My program will take arbitrary strings from the internet and use them for file names. Is there a simple way to remove the bad characters from these strings or do I need to write a custom function for this?
Ugh, I hate it when people try to guess at which characters are valid. Besides being completely non-portable (always thinking about Mono), both of the earlier comments missed more 25 invalid characters.
'Clean just a filename
Dim filename As String = "salmnas dlajhdla kjha;dmas'lkasn"
For Each c In IO.Path.GetInvalidFileNameChars
filename = filename.Replace(c, "")
Next
'See also IO.Path.GetInvalidPathChars
I agree with Grauenwolf and would highly recommend the Path.GetInvalidFileNameChars()
Here's my C# contribution:
string file = @"38?/.\}[+=n a882 a.a*/|n^%$ ad#(-))";
Array.ForEach(Path.GetInvalidFileNameChars(),
c => file = file.Replace(c.ToString(), String.Empty));
p.s. -- this is more cryptic than it should be -- I was trying to be concise.
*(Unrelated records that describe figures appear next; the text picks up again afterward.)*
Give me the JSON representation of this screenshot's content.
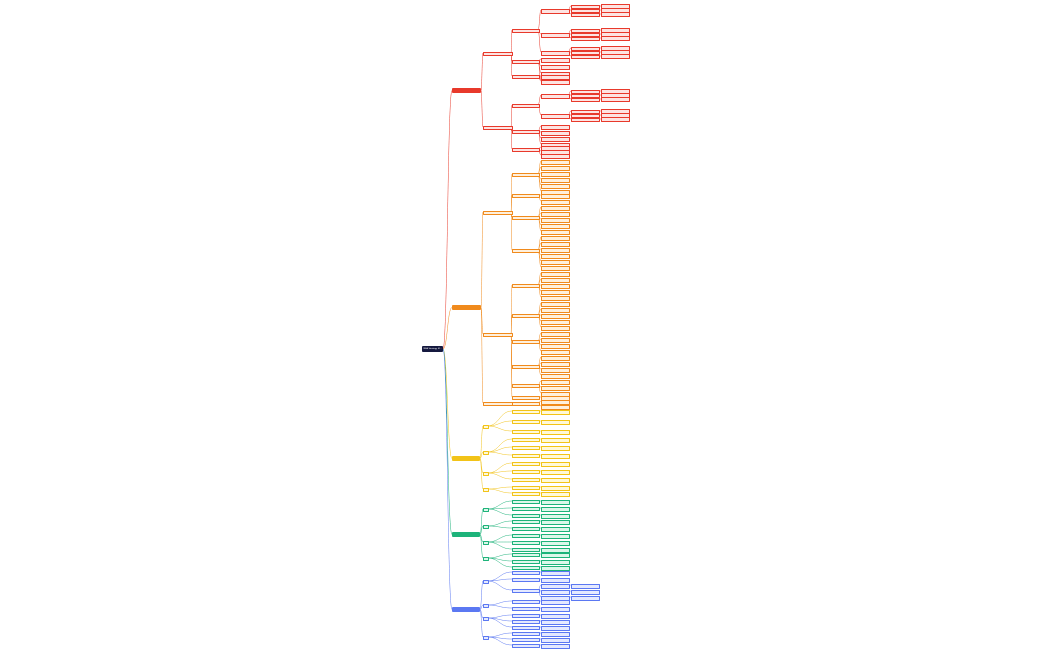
{
  "mindmap": {
    "root": {
      "label": "MBA Strategy M..."
    },
    "branches": [
      {
        "id": "b1",
        "color": "#e8392b",
        "fill": "#fde4e2"
      },
      {
        "id": "b2",
        "color": "#f08a1c",
        "fill": "#fff0dc"
      },
      {
        "id": "b3",
        "color": "#f2c318",
        "fill": "#fff9d8"
      },
      {
        "id": "b4",
        "color": "#1db37a",
        "fill": "#dcf7ea"
      },
      {
        "id": "b5",
        "color": "#5b78f2",
        "fill": "#e4e9ff"
      }
    ],
    "line_color": "#9aa4b8"
  }
}
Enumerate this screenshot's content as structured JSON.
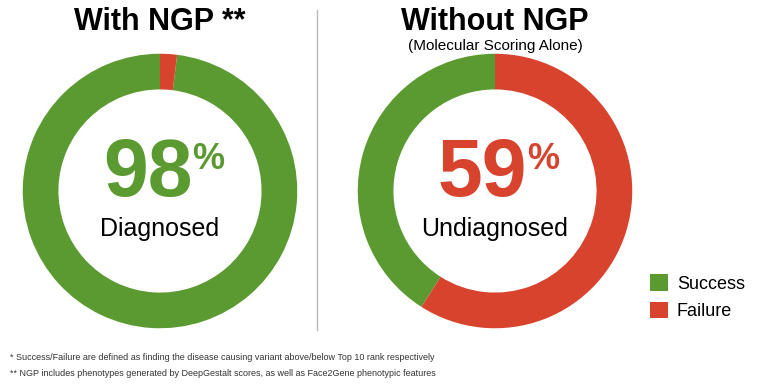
{
  "chart_data": [
    {
      "type": "donut",
      "title": "With NGP **",
      "categories": [
        "Success",
        "Failure"
      ],
      "values": [
        98,
        2
      ],
      "colors": [
        "#5b9a30",
        "#d8432e"
      ],
      "center_label": "98%",
      "center_text": "Diagnosed"
    },
    {
      "type": "donut",
      "title": "Without NGP",
      "subtitle": "(Molecular Scoring Alone)",
      "categories": [
        "Success",
        "Failure"
      ],
      "values": [
        41,
        59
      ],
      "colors": [
        "#5b9a30",
        "#d8432e"
      ],
      "center_label": "59%",
      "center_text": "Undiagnosed",
      "legend": "lower right"
    }
  ],
  "footnotes": [
    "* Success/Failure are defined as finding the disease causing variant above/below Top 10 rank respectively",
    "** NGP includes phenotypes generated by DeepGestalt scores, as well as Face2Gene phenotypic features"
  ]
}
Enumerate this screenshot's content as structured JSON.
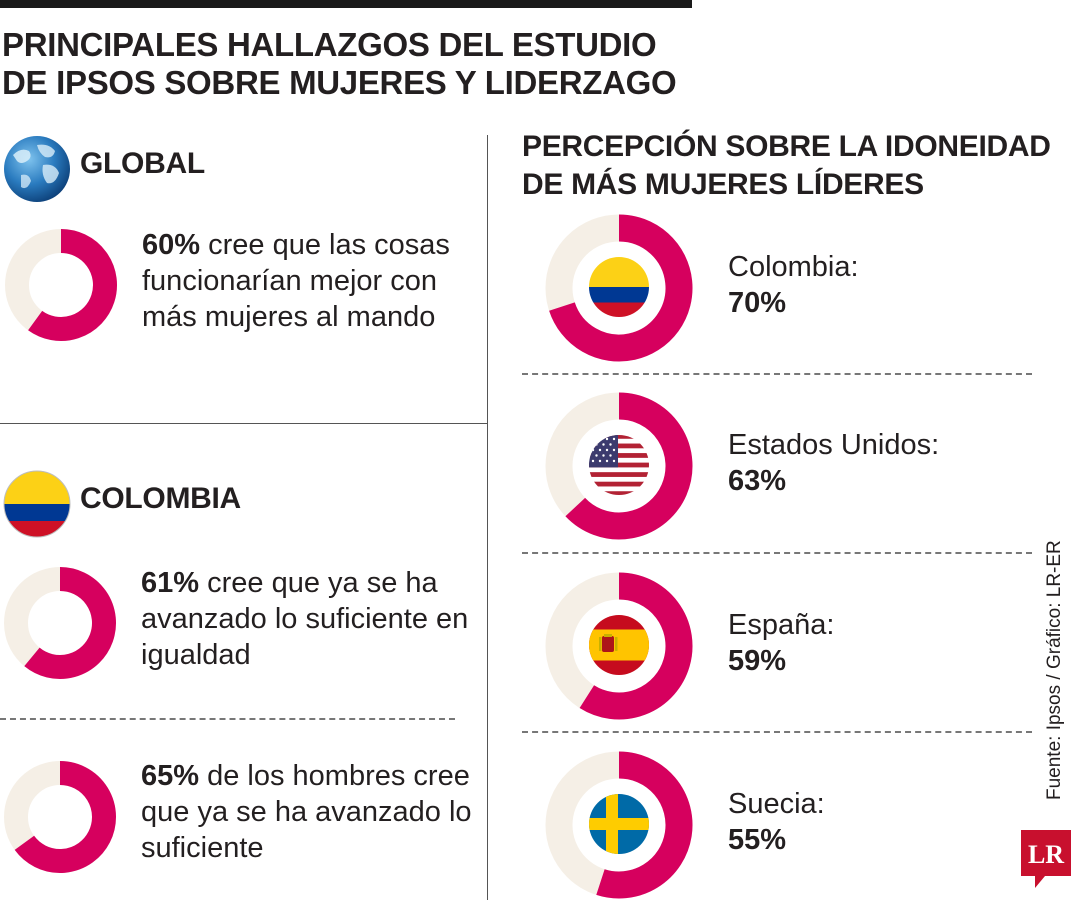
{
  "title": {
    "line1": "PRINCIPALES HALLAZGOS DEL ESTUDIO",
    "line2": "DE IPSOS SOBRE MUJERES Y LIDERZAGO"
  },
  "left": {
    "global": {
      "heading": "GLOBAL",
      "icon": "globe-icon",
      "stat": {
        "pct_label": "60%",
        "text": " cree que las cosas funcionarían mejor con más mujeres al mando",
        "value": 60
      }
    },
    "colombia": {
      "heading": "COLOMBIA",
      "icon": "colombia-flag-icon",
      "stats": [
        {
          "pct_label": "61%",
          "text": " cree que ya se ha avanzado lo suficiente en igualdad",
          "value": 61
        },
        {
          "pct_label": "65%",
          "text": " de los hombres cree que ya se ha avanzado lo suficiente",
          "value": 65
        }
      ]
    }
  },
  "right": {
    "title_line1": "PERCEPCIÓN SOBRE LA IDONEIDAD",
    "title_line2": "DE MÁS MUJERES LÍDERES"
  },
  "chart_data": {
    "type": "pie",
    "subtype": "donut",
    "title": "PERCEPCIÓN SOBRE LA IDONEIDAD DE MÁS MUJERES LÍDERES",
    "categories": [
      "Colombia:",
      "Estados Unidos:",
      "España:",
      "Suecia:"
    ],
    "values": [
      70,
      63,
      59,
      55
    ],
    "labels": [
      "70%",
      "63%",
      "59%",
      "55%"
    ],
    "flags": [
      "colombia-flag-icon",
      "usa-flag-icon",
      "spain-flag-icon",
      "sweden-flag-icon"
    ]
  },
  "source": "Fuente: Ipsos / Gráfico: LR-ER",
  "logo": "LR",
  "colors": {
    "accent": "#d6005e",
    "track": "#f5efe6",
    "text": "#231f20"
  }
}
If you want to quickly strip out all special characters which is sometimes more user readable for file names this works nicely:
string myCrazyName = "q`w^e!r@t#y$u%i^o&p*a(s)d_f-g+h=j{k}l|z:x\"c<v>b?n[m]q\\w;e'r,t.y/u";
string safeName = Regex.Replace(
myCrazyName,
"\W", /*Matches any nonword character. Equivalent to '[^A-Za-z0-9_]'*/
"",
RegexOptions.IgnoreCase);
// safeName == "qwertyuiopasd_fghjklzxcvbnmqwertyu"
Here's the function that I am using now (thanks jcollum for the C# example):
public static string MakeSafeFilename(string filename, char replaceChar)
{
foreach (char c in System.IO.Path.GetInvalidFileNameChars())
{
filename = filename.Replace(c, replaceChar);
}
return filename;
}
I just put this in a "Helpers" class for convenience.
How about:
static readonly IList invalidFileNameChars = Path.GetInvalidFileNameChars();
var validFilename = new string(filename.Where(ch => !invalidFileNameChars.Contains(ch)).ToArray());
This question has been asked many times before and, as pointed out many times before, IO.Path.GetInvalidFileNameChars
is not adequate.
First, there are many names like PRN and CON that are reserved and not allowed for filenames. There are other names not allowed only at the root folder. Names that end in a period are also not allowed.
Second, there are a variety of length limitations. Read the full list for NTFS here.
Third, you can attach to filesystems that have other limitations. For example, ISO 9660 filenames cannot start with "-" but can contain it.
Fourth, what do you do if two processes "arbitrarily" pick the same name?
In general, using externally-generated names for file names is a bad idea. I suggest generating your own private file names and storing human-readable names internally.